Within the next month, DESK plans to open with limited capacity as a drop-in space from 1 to 4 p.m., six days a week. The organization plans to provide activities and a space to get out of the harsh weather, before directing clients to their Temple Street location for dinner.
“We’re going to steadily increase those hours,” Werlin said. “And then the hope is that when we get into the hottest months when we’re really needing some cooling spaces, we’ll be operating at full capacity … during the hottest hours of the day.”

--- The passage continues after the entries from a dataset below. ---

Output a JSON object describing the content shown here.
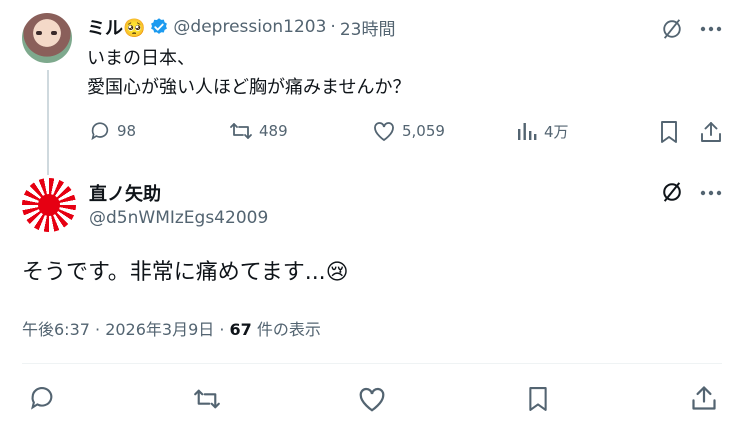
{
  "parent_tweet": {
    "display_name": "ミル🥺",
    "handle": "@depression1203",
    "separator": "·",
    "time": "23時間",
    "text_line1": "いまの日本、",
    "text_line2": "愛国心が強い人ほど胸が痛みませんか？",
    "stats": {
      "replies": "98",
      "retweets": "489",
      "likes": "5,059",
      "views": "4万"
    }
  },
  "reply_tweet": {
    "display_name": "直ノ矢助",
    "handle": "@d5nWMIzEgs42009",
    "text": "そうです。非常に痛めてます...😢",
    "timestamp": "午後6:37 · 2026年3月9日 · ",
    "views_count": "67",
    "views_label": " 件の表示"
  },
  "colors": {
    "accent": "#1d9bf0",
    "muted": "#536471",
    "verified": "#1d9bf0",
    "flag_red": "#e60012"
  }
}
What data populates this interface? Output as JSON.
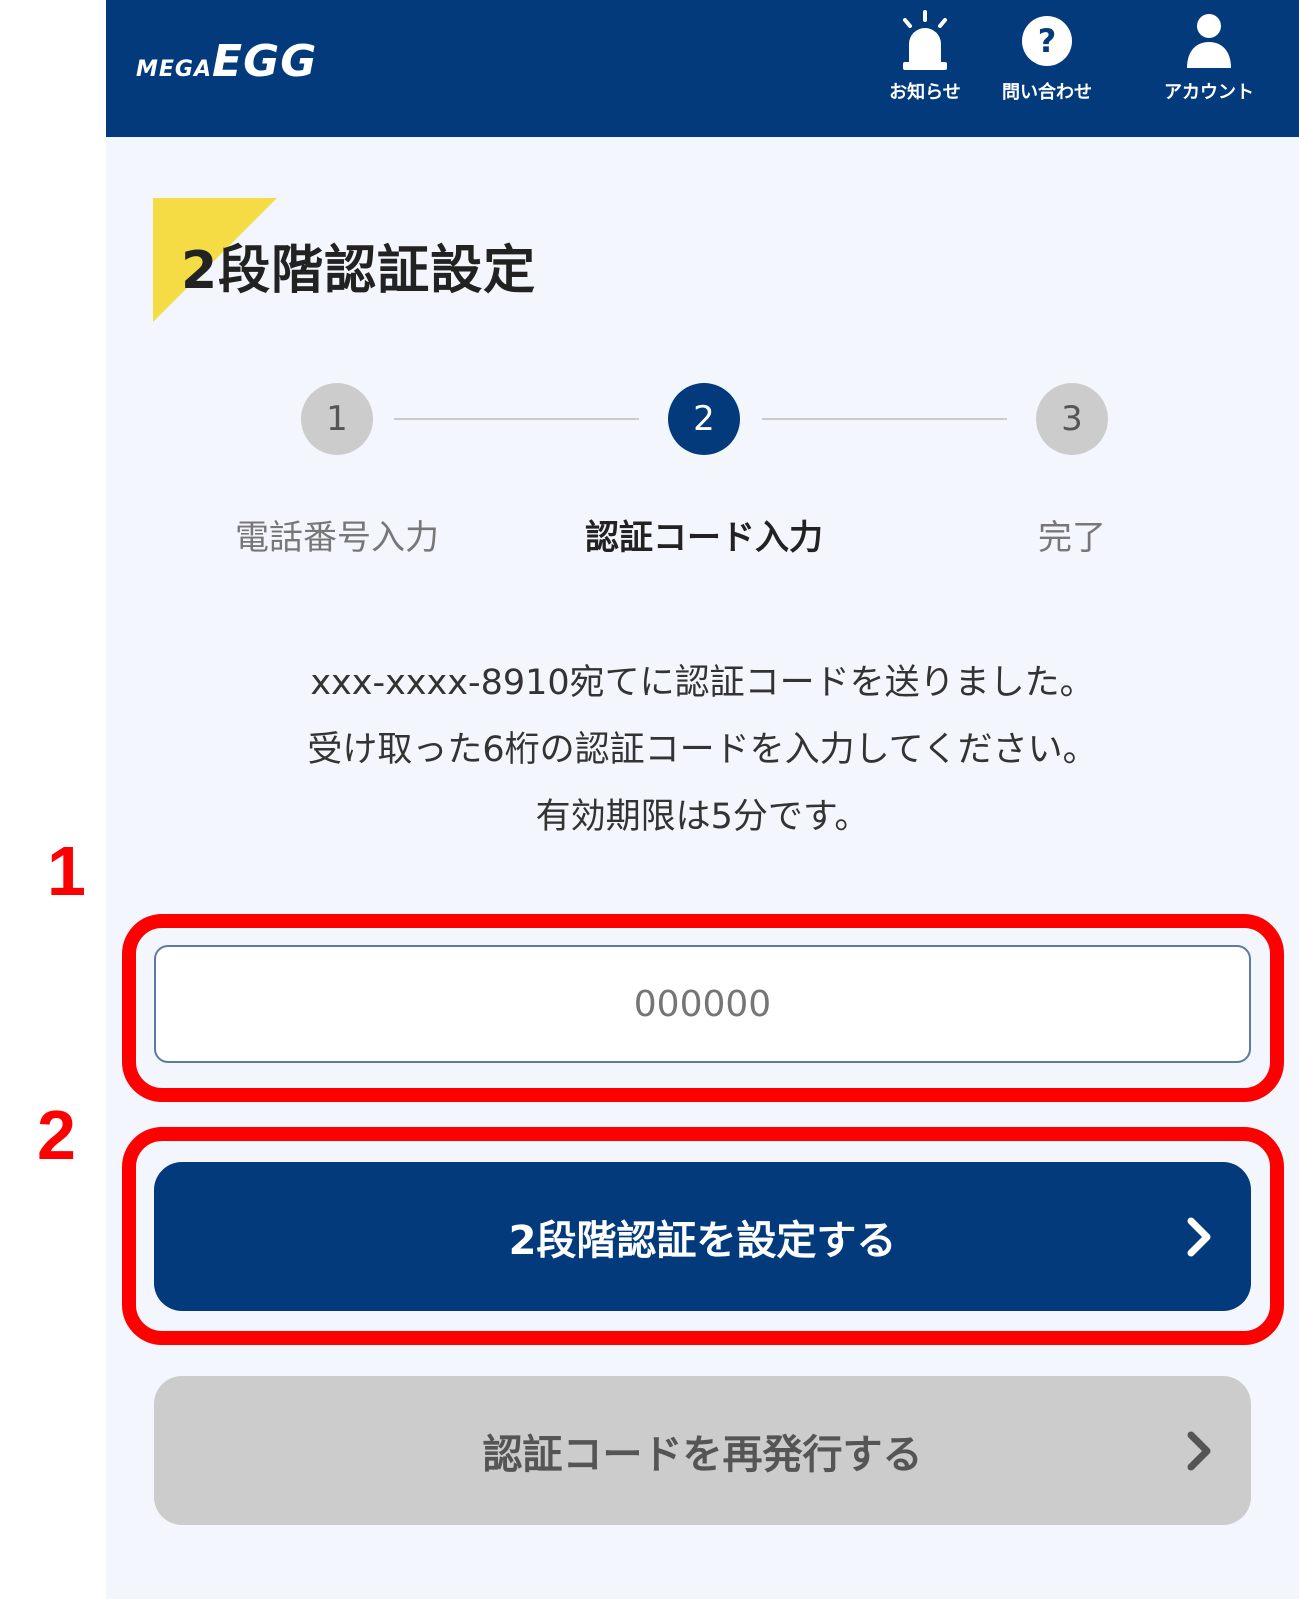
{
  "annotations": {
    "marker_1": "1",
    "marker_2": "2"
  },
  "header": {
    "logo_small": "MEGA",
    "logo_big": "EGG",
    "notice_label": "お知らせ",
    "contact_label": "問い合わせ",
    "account_label": "アカウント"
  },
  "page": {
    "title": "2段階認証設定"
  },
  "stepper": {
    "steps": [
      {
        "number": "1",
        "label": "電話番号入力",
        "state": "done"
      },
      {
        "number": "2",
        "label": "認証コード入力",
        "state": "current"
      },
      {
        "number": "3",
        "label": "完了",
        "state": "pending"
      }
    ]
  },
  "message": {
    "line1": "xxx-xxxx-8910宛てに認証コードを送りました。",
    "line2": "受け取った6桁の認証コードを入力してください。",
    "line3": "有効期限は5分です。"
  },
  "form": {
    "code_placeholder": "000000",
    "submit_label": "2段階認証を設定する",
    "resend_label": "認証コードを再発行する"
  },
  "colors": {
    "brand_navy": "#023a7c",
    "accent_yellow": "#f5dc44",
    "highlight_red": "#ff0000",
    "disabled_gray": "#cccccc"
  }
}
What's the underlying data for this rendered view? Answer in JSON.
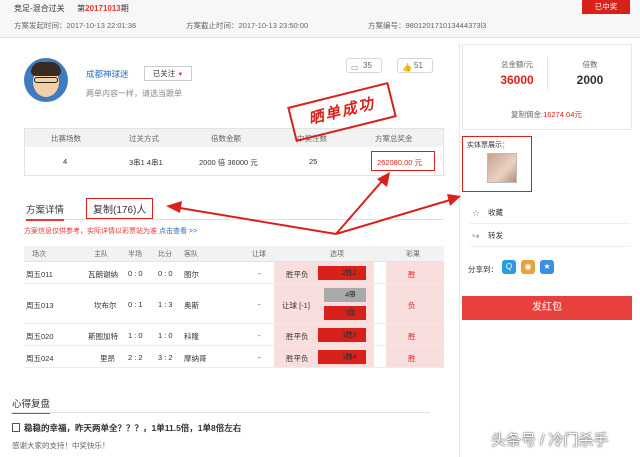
{
  "header": {
    "title_prefix": "竞足-混合过关",
    "title_issue_label": "第",
    "title_issue": "20171013",
    "title_issue_suffix": "期",
    "post_time": "方案发起时间：2017-10-13 22:01:36",
    "close_time": "方案截止时间：2017-10-13 23:50:00",
    "plan_no": "方案编号：980120171013444373l3",
    "status_badge": "已中奖"
  },
  "user": {
    "name": "成都神球迷",
    "follow_label": "已关注",
    "description": "两单内容一样，请选当跟单",
    "comments_count": "35",
    "likes_count": "51"
  },
  "summary": {
    "headers": [
      "比赛场数",
      "过关方式",
      "倍数金额",
      "中奖注数",
      "方案总奖金"
    ],
    "values": [
      "4",
      "3串1 4串1",
      "2000 倍  36000 元",
      "25",
      "262080.00 元"
    ]
  },
  "stamp": {
    "text": "晒单成功"
  },
  "tabs": {
    "detail": "方案详情",
    "copy": "复制(176)人"
  },
  "notice": {
    "text": "方案信息仅供参考，实际详情以彩票站为准",
    "link": "点击查看 >>"
  },
  "match_table": {
    "headers": [
      "场次",
      "主队",
      "半场",
      "比分",
      "客队",
      "让球",
      "选项",
      "彩果"
    ],
    "rows": [
      {
        "no": "周五011",
        "home": "瓦朗谢纳",
        "half": "0 : 0",
        "score": "0 : 0",
        "away": "图尔",
        "handicap": "-",
        "play": "胜平负",
        "picks": [
          {
            "o": "胜",
            "v": "2.12",
            "hit": true
          }
        ],
        "result": "胜"
      },
      {
        "no": "周五013",
        "home": "坎布尔",
        "half": "0 : 1",
        "score": "1 : 3",
        "away": "奥斯",
        "handicap": "-",
        "play": "让球 [-1]",
        "picks": [
          {
            "o": "平",
            "v": "4.0",
            "hit": false
          },
          {
            "o": "负",
            "v": "3.2",
            "hit": true
          }
        ],
        "result": "负"
      },
      {
        "no": "周五020",
        "home": "斯图加特",
        "half": "1 : 0",
        "score": "1 : 0",
        "away": "科隆",
        "handicap": "-",
        "play": "胜平负",
        "picks": [
          {
            "o": "胜",
            "v": "1.73",
            "hit": true
          }
        ],
        "result": "胜"
      },
      {
        "no": "周五024",
        "home": "里昂",
        "half": "2 : 2",
        "score": "3 : 2",
        "away": "摩纳哥",
        "handicap": "-",
        "play": "胜平负",
        "picks": [
          {
            "o": "胜",
            "v": "1.94",
            "hit": true
          }
        ],
        "result": "胜"
      }
    ]
  },
  "review": {
    "title": "心得复盘",
    "headline": "稳稳的幸福，昨天两单全？？？，1单11.5倍，1单8倍左右",
    "body": "感谢大家的支持！中奖快乐！"
  },
  "side": {
    "total_label": "总金额/元",
    "total_value": "36000",
    "multiple_label": "倍数",
    "multiple_value": "2000",
    "commission_label": "复制佣金:",
    "commission_value": "16274.04元",
    "ticket_label": "实体票展示：",
    "collect_label": "收藏",
    "repost_label": "转发",
    "share_label": "分享到：",
    "redpack_label": "发红包"
  },
  "watermark": "头条号 / 冷门杀手",
  "colors": {
    "accent": "#d9211b",
    "link": "#2a6fc2",
    "highlight_bg": "#f9dede"
  }
}
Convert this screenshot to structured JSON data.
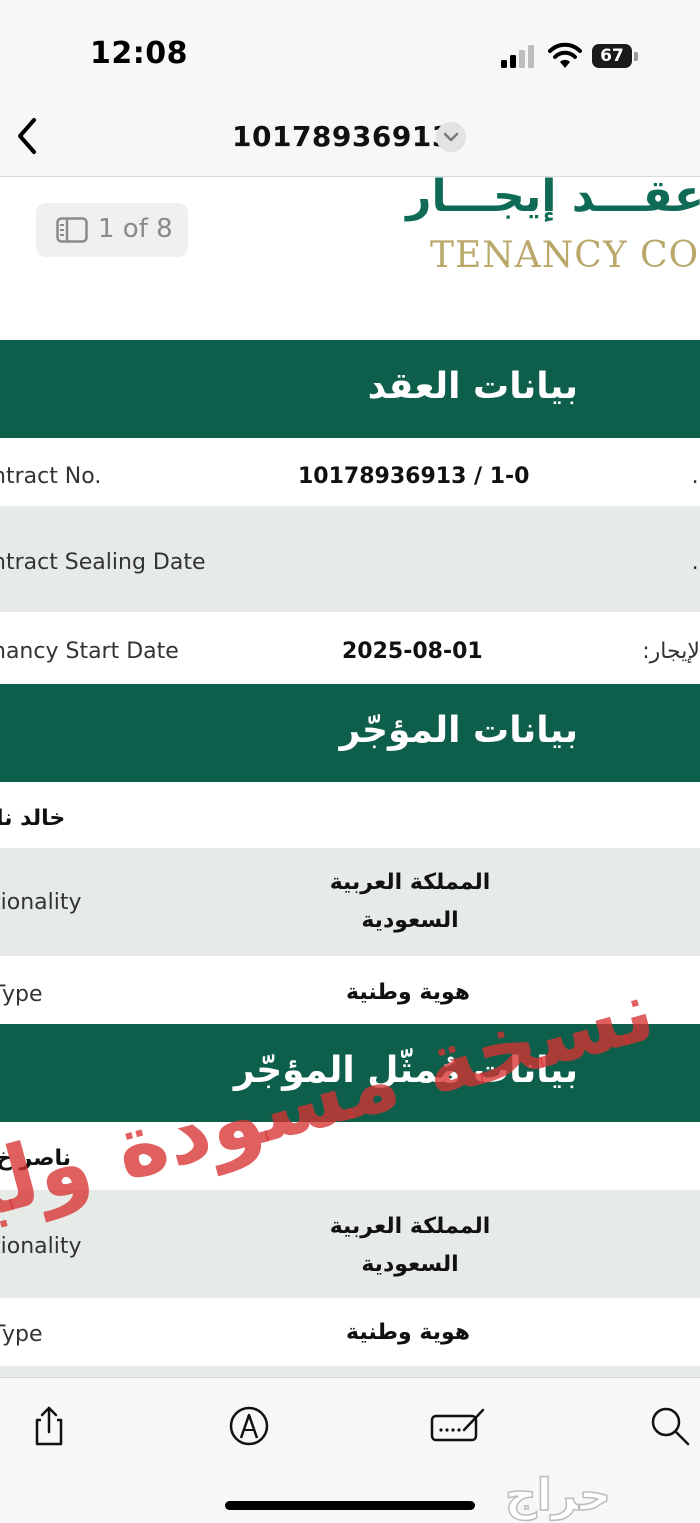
{
  "status_bar": {
    "time": "12:08",
    "battery": "67"
  },
  "nav": {
    "title": "10178936913"
  },
  "document": {
    "logo_ar": "عقـــد إيجـــار",
    "logo_en": "TENANCY CON",
    "page_indicator": "1 of 8",
    "sections": {
      "contract": {
        "title": "بيانات العقد",
        "contract_no_label": "ntract No.",
        "contract_no_value": "10178936913 / 1-0",
        "contract_no_ar": ":.",
        "sealing_label": "ntract Sealing Date",
        "sealing_ar": ":.",
        "start_label": "nancy Start Date",
        "start_value": "2025-08-01",
        "start_ar": "الإيجار:"
      },
      "lessor": {
        "title": "بيانات المؤجّر",
        "name": "خالد نا",
        "nationality_label": "tionality",
        "nationality_value_1": "المملكة العربية",
        "nationality_value_2": "السعودية",
        "id_type_label": "Type",
        "id_type_value": "هوية وطنية"
      },
      "lessor_rep": {
        "title": "بيانات مُمثّل المؤجّر",
        "name": "ناصر خ",
        "nationality_label": "tionality",
        "nationality_value_1": "المملكة العربية",
        "nationality_value_2": "السعودية",
        "id_type_label": "Type",
        "id_type_value": "هوية وطنية"
      }
    },
    "watermark": "نسخة مسودة وليـ"
  },
  "toolbar": {
    "share_icon": "share-icon",
    "markup_icon": "markup-pen-icon",
    "signature_icon": "signature-icon",
    "search_icon": "search-icon",
    "brand_watermark": "حراج"
  },
  "colors": {
    "header_green": "#0d5f4c",
    "logo_green": "#0f6b55",
    "logo_gold": "#b9a86a",
    "row_gray": "#e6ebe7",
    "watermark_red": "#d73232"
  }
}
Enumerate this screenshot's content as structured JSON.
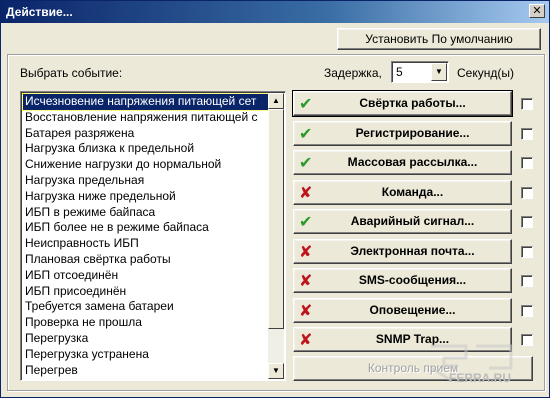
{
  "window": {
    "title": "Действие...",
    "close_glyph": "✕"
  },
  "default_button": "Установить По умолчанию",
  "event_label": "Выбрать событие:",
  "delay": {
    "label": "Задержка,",
    "value": "5",
    "unit": "Секунд(ы)"
  },
  "events": [
    "Исчезновение напряжения питающей сет",
    "Восстановление напряжения питающей с",
    "Батарея разряжена",
    "Нагрузка близка к предельной",
    "Снижение нагрузки до нормальной",
    "Нагрузка предельная",
    "Нагрузка ниже предельной",
    "ИБП в режиме байпаса",
    "ИБП более не в режиме байпаса",
    "Неисправность ИБП",
    "Плановая свёртка работы",
    "ИБП отсоединён",
    "ИБП присоединён",
    "Требуется замена батареи",
    "Проверка не прошла",
    "Перегрузка",
    "Перегрузка устранена",
    "Перегрев"
  ],
  "selected_event_index": 0,
  "actions": [
    {
      "label": "Свёртка работы...",
      "icon": "check-icon",
      "enabled": true
    },
    {
      "label": "Регистрирование...",
      "icon": "check-icon",
      "enabled": true
    },
    {
      "label": "Массовая рассылка...",
      "icon": "check-icon",
      "enabled": true
    },
    {
      "label": "Команда...",
      "icon": "cross-icon",
      "enabled": false
    },
    {
      "label": "Аварийный сигнал...",
      "icon": "check-icon",
      "enabled": true
    },
    {
      "label": "Электронная почта...",
      "icon": "cross-icon",
      "enabled": false
    },
    {
      "label": "SMS-сообщения...",
      "icon": "cross-icon",
      "enabled": false
    },
    {
      "label": "Оповещение...",
      "icon": "cross-icon",
      "enabled": false
    },
    {
      "label": "SNMP Trap...",
      "icon": "cross-icon",
      "enabled": false
    }
  ],
  "control_button": "Контроль прием",
  "watermark": "FERRA.RU",
  "colors": {
    "check": "#2a9a2a",
    "cross": "#c0141c",
    "selection": "#0a246a"
  }
}
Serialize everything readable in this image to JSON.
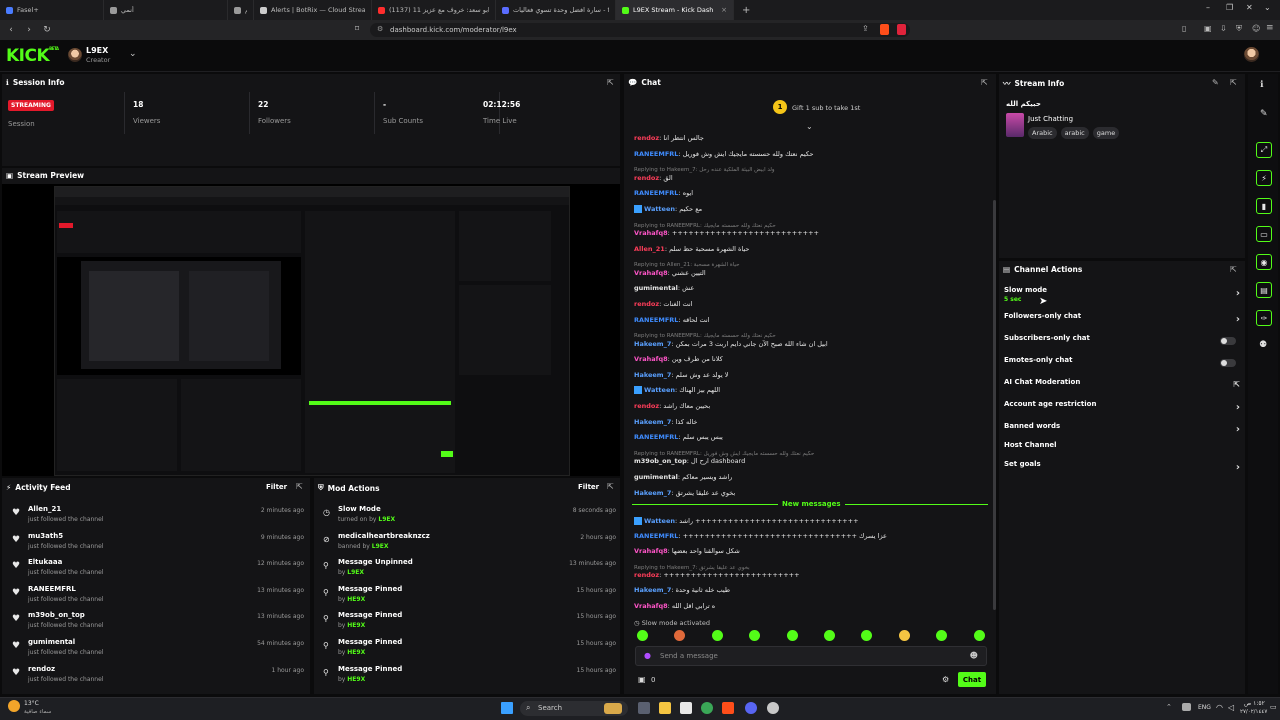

The strategic planning process that led to DESK’s decision to move lasted from 2018 to early 2019. Their initial plan was simply to rent a space and sign a long-term lease — property ownership was not on the table at the time.
This all changed when the pandemic caused real estate prices in downtown New Haven to fall dramatically.
“Suddenly we just found ourselves in a position … with property prices the way they were, to actually purchase a building for the first time in our history,” Werlin told the News. “Within two blocks of the [New Haven] Green, right downtown, we’re right where people need us.”
Although COVID-19 guidelines made usual fundraising strategies — like ribbon cuttings and kickoff events — impossible, DESK experienced what McLean called an “extraordinary” increase in donations after the outset of the pandemic.
This support, and lower real estate prices, allowed DESK to make their big move.
“When crisis hit New Haven, we didn’t close up shop and turn away, and we pivoted and we adapted and we moved forward,” Werlin said. “We said to ourselves, now we are in a position to actually make an even bigger splash than we had intended before. Let’s do it. Let’s do something bold.”
In 1987, Downtown Evening Soup Kitchen first began offering meals three nights a week at churches on the New Haven Green.